[Corpora-List] converting PDFs to ASCII or text-only files without clumps

maxwell maxwell at umiacs.umd.edu
Wed Jun 16 19:06:01 UTC 2010


On Wed, 16 Jun 2010 10:13:41 -0600, Mark Davies <Mark_Davies at byu.edu>
wrote:
> Angus Grieve-Smith noted:
> 
>>>     It's not clear from the initial description: are these PDF files
>>>     with text in them, or with scanned images?  That makes a big
>>>     difference.
> 
> This is the crucial point, which few others seem to have addressed. 

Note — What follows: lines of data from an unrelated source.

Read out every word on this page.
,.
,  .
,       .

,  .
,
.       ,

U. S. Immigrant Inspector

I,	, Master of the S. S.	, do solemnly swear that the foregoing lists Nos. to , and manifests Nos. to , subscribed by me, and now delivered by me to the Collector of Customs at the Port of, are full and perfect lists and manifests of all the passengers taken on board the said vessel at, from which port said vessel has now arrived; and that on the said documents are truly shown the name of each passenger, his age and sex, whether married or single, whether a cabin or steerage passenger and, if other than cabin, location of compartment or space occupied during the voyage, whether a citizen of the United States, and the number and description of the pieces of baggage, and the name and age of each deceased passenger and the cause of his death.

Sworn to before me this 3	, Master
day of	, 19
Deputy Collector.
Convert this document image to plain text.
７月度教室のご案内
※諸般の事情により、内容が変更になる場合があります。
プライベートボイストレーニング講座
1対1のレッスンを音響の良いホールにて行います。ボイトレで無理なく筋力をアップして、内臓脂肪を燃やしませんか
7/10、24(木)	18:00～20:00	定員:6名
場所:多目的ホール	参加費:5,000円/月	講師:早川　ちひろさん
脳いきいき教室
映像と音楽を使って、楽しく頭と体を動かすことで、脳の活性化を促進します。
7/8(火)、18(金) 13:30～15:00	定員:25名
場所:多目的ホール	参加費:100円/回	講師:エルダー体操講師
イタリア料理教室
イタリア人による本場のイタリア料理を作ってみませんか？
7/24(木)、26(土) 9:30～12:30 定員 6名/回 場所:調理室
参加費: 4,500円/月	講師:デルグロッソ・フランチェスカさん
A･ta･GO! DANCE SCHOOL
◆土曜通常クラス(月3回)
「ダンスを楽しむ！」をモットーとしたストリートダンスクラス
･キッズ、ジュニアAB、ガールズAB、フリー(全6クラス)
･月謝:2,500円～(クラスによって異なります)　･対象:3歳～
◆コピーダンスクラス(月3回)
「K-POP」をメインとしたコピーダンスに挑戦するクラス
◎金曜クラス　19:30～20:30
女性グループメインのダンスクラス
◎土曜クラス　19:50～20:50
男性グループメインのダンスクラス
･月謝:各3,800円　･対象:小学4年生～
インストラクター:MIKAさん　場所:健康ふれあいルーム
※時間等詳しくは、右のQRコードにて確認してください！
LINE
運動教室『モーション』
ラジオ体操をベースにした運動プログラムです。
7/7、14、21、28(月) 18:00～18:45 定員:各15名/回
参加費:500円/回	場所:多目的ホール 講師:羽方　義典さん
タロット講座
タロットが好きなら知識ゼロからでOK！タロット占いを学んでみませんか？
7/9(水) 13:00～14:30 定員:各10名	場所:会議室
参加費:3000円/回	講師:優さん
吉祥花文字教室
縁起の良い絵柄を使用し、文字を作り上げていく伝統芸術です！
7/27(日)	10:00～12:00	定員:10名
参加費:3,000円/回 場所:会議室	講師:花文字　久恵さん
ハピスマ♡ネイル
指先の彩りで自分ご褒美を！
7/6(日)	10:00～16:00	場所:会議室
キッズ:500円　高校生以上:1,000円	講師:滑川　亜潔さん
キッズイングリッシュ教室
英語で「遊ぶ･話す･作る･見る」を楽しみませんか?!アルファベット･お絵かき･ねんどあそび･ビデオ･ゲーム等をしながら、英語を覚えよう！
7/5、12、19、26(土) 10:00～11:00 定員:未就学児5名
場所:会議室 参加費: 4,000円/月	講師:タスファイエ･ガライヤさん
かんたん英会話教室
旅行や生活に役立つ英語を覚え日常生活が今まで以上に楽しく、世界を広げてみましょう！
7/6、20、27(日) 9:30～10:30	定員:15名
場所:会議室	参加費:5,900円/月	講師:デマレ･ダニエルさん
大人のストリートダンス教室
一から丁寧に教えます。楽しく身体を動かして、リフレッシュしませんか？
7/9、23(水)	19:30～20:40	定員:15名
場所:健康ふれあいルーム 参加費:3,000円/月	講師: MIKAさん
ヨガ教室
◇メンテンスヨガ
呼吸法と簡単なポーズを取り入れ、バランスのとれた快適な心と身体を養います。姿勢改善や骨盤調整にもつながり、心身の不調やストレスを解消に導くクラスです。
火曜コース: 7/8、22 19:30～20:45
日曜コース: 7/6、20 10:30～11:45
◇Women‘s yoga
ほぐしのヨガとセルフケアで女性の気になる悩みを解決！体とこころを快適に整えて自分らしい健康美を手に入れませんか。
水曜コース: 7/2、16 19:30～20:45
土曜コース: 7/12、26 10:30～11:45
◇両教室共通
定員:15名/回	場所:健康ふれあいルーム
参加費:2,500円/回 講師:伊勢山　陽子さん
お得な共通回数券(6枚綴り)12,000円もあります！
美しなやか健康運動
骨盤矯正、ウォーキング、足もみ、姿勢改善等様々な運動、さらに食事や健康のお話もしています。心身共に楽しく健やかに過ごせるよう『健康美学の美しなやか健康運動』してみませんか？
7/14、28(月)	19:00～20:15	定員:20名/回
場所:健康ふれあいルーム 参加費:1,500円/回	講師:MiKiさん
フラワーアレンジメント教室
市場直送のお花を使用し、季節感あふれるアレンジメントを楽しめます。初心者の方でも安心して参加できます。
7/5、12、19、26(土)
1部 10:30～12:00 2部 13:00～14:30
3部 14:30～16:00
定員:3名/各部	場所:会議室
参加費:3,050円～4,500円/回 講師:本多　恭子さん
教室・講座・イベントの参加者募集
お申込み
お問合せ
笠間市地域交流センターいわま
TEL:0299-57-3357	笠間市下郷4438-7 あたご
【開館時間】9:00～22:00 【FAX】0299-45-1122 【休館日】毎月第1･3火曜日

I believe the OP said (s?)he was getting text out of them, but the word
boundaries were often missing.  If so, then their PDFs obviously have text
in them, they're not just images.  You can't get strings of text, with or
without word boundaries, out of image PDFs.

And even if the OP didn't say so, this (getting strings with no word
boundaries) has happened to me with PDFs that contain text.  And it is a
Nuisance.

As an aside, there are computational linguistic methods to insert word
boundaries in texts of languages where spaces are not written between words
(Chinese, Japanese, Thai).  Given the amount of training text available for
English, I would think it would be straightforward to create such a tool
for English.  And yes, it would probably do quite well with ambiguities by
using the statistical properties of neighboring words (probably at least as
well as most humans would do).  I don't know of anyone who has done this,
but a query in the right places would probably come up with ideas.  (There
has been some experimental work on inducing word boundaries in English
without training text, but that's a different--and harder--problem.)  It
might even be something that a beginning comp ling class could tackle.